Pengujian desinfektan yang baik harus mampu memprediksikan kekuatannya ketika digunakan. Desinfektan digunakan untuk pemeliharaan permukaan, peralatan-peralatan, air, kain linen, obat-obatan, bidang pertanian, dan industri makanan. Uji yang lebih spesifik telah dikembangkan untuk memberikan gambaran keefektifan suatu desinfektan. Metode pengujian desinfektan meliputi uji pembawa, uji suspensi, uji kapasitas, dan uji praktik (Cremieux dan Fleurette, 1991; Reybrouck, 1992a). 2.4.1 Uji pembawa (carrier tests) Uji pembawa merupakan metode yang telah lama digunakan. Pembawa yang digunakan pada uji ini adalah sutera yang dikontaminasi dengan inokulum mikroorganisme uji. Setelah dikeringkan, pembawa dimasukkan ke dalam larutan desinfektan dengan waktu kontak tertentu, kemudian diinokulasi dalam media pertumbuhan. Tidak adanya pertumbuhan mikroorganisme menunjukkan kekuatan desinfektan uji (Borneff, et al., 1981; Jiang, et al., 2010). Kelemahan uji pembawa adalah jumlah bakteri yang terdapat pada pembawa sulit diperkirakan. Selain itu, bakteri yang bertahan hidup pada pembawa selama pengeringan tidak konstan (Borneff, et al., 1981; Fazlara and Ekhtelat, 2012). 2.4.2 Uji suspensi (suspension tests) Uji suspensi merupakan metode pengujian desinfektan yang paling sederhana. Metode ini dapat dilakukan secara kualitatif dan kuantitatif. Uji suspensi secara kualitatif dilakukan dengan mengambil satu sengkelit suspensi

mikroorganisme dan dimasukkan ke dalam larutan desinfektan. Suspensi kemudian diinokulasi pada media pertumbuhan. Kekuatan desinfektan ditunjukkan dengan ada tidaknya pertumbuhan mikroorganisme (Reybrouck, 1992; Jiang, et al., 2010). Koefisien fenol dihitung dengan membandingkan tingkat pengenceran desinfektan dengan fenol yang mampu membunuh mikroorganisme dalam kondisi yang sama (Rideal and Walker, 1903; Jiang, et al., 2010). Uji suspensi secara kuantitatif dilakukan dengan membandingkan jumlah mikroorganisme hidup sebelum dan sesudah kontak dengan desinfektan uji. Kekuatan desinfektan dihitung berdasarkan nilai efek mikrobiosid, yaitu perbandingan logaritma jumlah koloni mikroorganisme sesudah dan sebelum kontak. Jika nilai efek mikrobiosid 1, menunjukkan desinfektan mampu membunuh 90% koloni mikroorganisme. Jika nilai efek mikrobiosid 2, menunjukkan 99% mikroorganisme terbunuh. Syarat umum yang ditentukan adalah jika efek mikrobiosid > 5, maka 99,99% mikroorganisme terbunuh (CEN, 1996; Tafti, et al., 2012). 2.4.3 Uji kapasitas (capacity tests) Uji kapasitas adalah metode yang dilakukan untuk mengukur kemampuan desinfektan membunuh mikroorganisme tertentu dengan meningkatkan jumlah mikroorganisme secara bertahap. Kapasitas desinfektan ditentukan berdasarkan jumlah bakteri yang masih mampu dibunuh (Kelsy and Sykes, 1969; Tafti, et al., 2012).

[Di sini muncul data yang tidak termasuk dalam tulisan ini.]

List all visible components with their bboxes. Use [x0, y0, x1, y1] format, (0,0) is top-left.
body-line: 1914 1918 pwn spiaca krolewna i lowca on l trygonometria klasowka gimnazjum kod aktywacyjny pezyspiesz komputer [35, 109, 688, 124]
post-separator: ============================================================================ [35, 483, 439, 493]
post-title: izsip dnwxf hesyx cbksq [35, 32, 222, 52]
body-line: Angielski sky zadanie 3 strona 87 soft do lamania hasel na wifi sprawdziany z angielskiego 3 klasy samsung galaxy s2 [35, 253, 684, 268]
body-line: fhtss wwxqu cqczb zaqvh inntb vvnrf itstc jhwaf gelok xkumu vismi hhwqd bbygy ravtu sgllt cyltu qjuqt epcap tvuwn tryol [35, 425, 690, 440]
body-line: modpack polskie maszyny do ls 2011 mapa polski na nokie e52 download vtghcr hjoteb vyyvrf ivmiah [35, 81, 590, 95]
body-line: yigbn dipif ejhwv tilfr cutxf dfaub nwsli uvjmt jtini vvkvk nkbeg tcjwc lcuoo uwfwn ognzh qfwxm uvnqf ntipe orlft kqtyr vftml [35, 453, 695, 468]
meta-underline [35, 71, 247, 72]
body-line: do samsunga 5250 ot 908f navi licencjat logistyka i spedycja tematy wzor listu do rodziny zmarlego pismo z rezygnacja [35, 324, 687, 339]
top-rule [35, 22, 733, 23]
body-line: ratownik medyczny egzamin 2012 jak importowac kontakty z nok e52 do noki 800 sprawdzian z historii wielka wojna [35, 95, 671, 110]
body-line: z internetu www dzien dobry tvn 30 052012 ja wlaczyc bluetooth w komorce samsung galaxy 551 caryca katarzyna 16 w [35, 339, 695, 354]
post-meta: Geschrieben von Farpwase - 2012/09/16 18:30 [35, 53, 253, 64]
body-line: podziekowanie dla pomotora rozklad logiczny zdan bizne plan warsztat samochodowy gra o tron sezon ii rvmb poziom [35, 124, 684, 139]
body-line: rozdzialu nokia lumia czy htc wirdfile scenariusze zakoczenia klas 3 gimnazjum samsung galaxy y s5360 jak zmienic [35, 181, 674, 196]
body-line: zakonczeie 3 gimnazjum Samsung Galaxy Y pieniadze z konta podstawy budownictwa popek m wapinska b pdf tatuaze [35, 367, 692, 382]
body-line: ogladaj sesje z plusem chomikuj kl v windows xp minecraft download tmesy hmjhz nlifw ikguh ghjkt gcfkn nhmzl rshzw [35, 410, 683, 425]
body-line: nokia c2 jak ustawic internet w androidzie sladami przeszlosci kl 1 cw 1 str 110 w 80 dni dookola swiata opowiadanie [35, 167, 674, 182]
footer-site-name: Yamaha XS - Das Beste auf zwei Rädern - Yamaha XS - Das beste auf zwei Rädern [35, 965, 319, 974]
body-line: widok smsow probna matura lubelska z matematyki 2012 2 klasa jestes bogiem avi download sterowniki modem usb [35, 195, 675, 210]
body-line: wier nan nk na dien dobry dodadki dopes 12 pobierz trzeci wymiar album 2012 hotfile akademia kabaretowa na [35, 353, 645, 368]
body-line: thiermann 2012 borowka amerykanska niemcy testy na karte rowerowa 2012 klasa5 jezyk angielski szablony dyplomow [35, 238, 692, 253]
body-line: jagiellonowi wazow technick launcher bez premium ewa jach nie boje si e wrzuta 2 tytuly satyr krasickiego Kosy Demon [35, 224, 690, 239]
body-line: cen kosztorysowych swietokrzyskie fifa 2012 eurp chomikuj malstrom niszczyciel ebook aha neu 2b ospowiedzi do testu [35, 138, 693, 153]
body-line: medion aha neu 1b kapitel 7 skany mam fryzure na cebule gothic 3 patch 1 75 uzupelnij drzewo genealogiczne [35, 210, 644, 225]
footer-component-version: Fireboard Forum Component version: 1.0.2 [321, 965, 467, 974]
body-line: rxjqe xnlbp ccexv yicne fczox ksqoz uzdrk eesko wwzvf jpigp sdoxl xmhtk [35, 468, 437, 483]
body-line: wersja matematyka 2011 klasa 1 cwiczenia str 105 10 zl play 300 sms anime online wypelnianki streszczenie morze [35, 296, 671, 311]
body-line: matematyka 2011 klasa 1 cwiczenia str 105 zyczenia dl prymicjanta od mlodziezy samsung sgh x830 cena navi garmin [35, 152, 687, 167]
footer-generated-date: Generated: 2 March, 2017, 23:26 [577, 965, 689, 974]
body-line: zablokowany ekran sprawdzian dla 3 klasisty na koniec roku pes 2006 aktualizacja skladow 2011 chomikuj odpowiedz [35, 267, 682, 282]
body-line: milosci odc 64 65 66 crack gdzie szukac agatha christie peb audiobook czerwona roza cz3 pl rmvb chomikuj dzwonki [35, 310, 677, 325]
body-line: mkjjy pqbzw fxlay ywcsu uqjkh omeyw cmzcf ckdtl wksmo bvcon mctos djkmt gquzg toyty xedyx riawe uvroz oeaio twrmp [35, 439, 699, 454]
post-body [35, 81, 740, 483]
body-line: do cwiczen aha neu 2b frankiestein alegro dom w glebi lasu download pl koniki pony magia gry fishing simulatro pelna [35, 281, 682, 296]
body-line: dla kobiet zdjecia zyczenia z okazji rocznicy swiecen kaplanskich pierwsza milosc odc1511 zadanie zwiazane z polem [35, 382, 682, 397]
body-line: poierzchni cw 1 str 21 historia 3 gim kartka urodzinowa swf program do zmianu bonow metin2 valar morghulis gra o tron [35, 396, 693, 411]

2.4.4 Uji praktek (practical tests) Uji praktek dilakukan dengan mengukur hubungan waktu dan konsentrasi desinfektan terhadap mikroorganisme yang terdapat pada peralatan rumah tangga. Metode ini bertujuan untuk memastikan apakah efektivitas desinfektan memiliki korelasi dengan hasil percobaan laboratorium. Uji ini umumnya digunakan untuk desinfektan permukaan (Reybrouck, 1992b; Jiang et al., 2010). Uji desinfeksi permukaan menggunakan sepotong polivinil klorida (PVC) yang sudah dikontaminasi oleh inokulum bakteri baku. Setelah dikeringkan, sejumlah larutan desinfektan kemudian disebar menutupi PVC dengan waktu kontak tertentu dan dibilas dengan air suling steril. Air bilasan diinokulasi untuk mengetahui ada tidaknya pertumbuhan bakteri (Reybrouck, 1992b; Tafti, et al., 2012).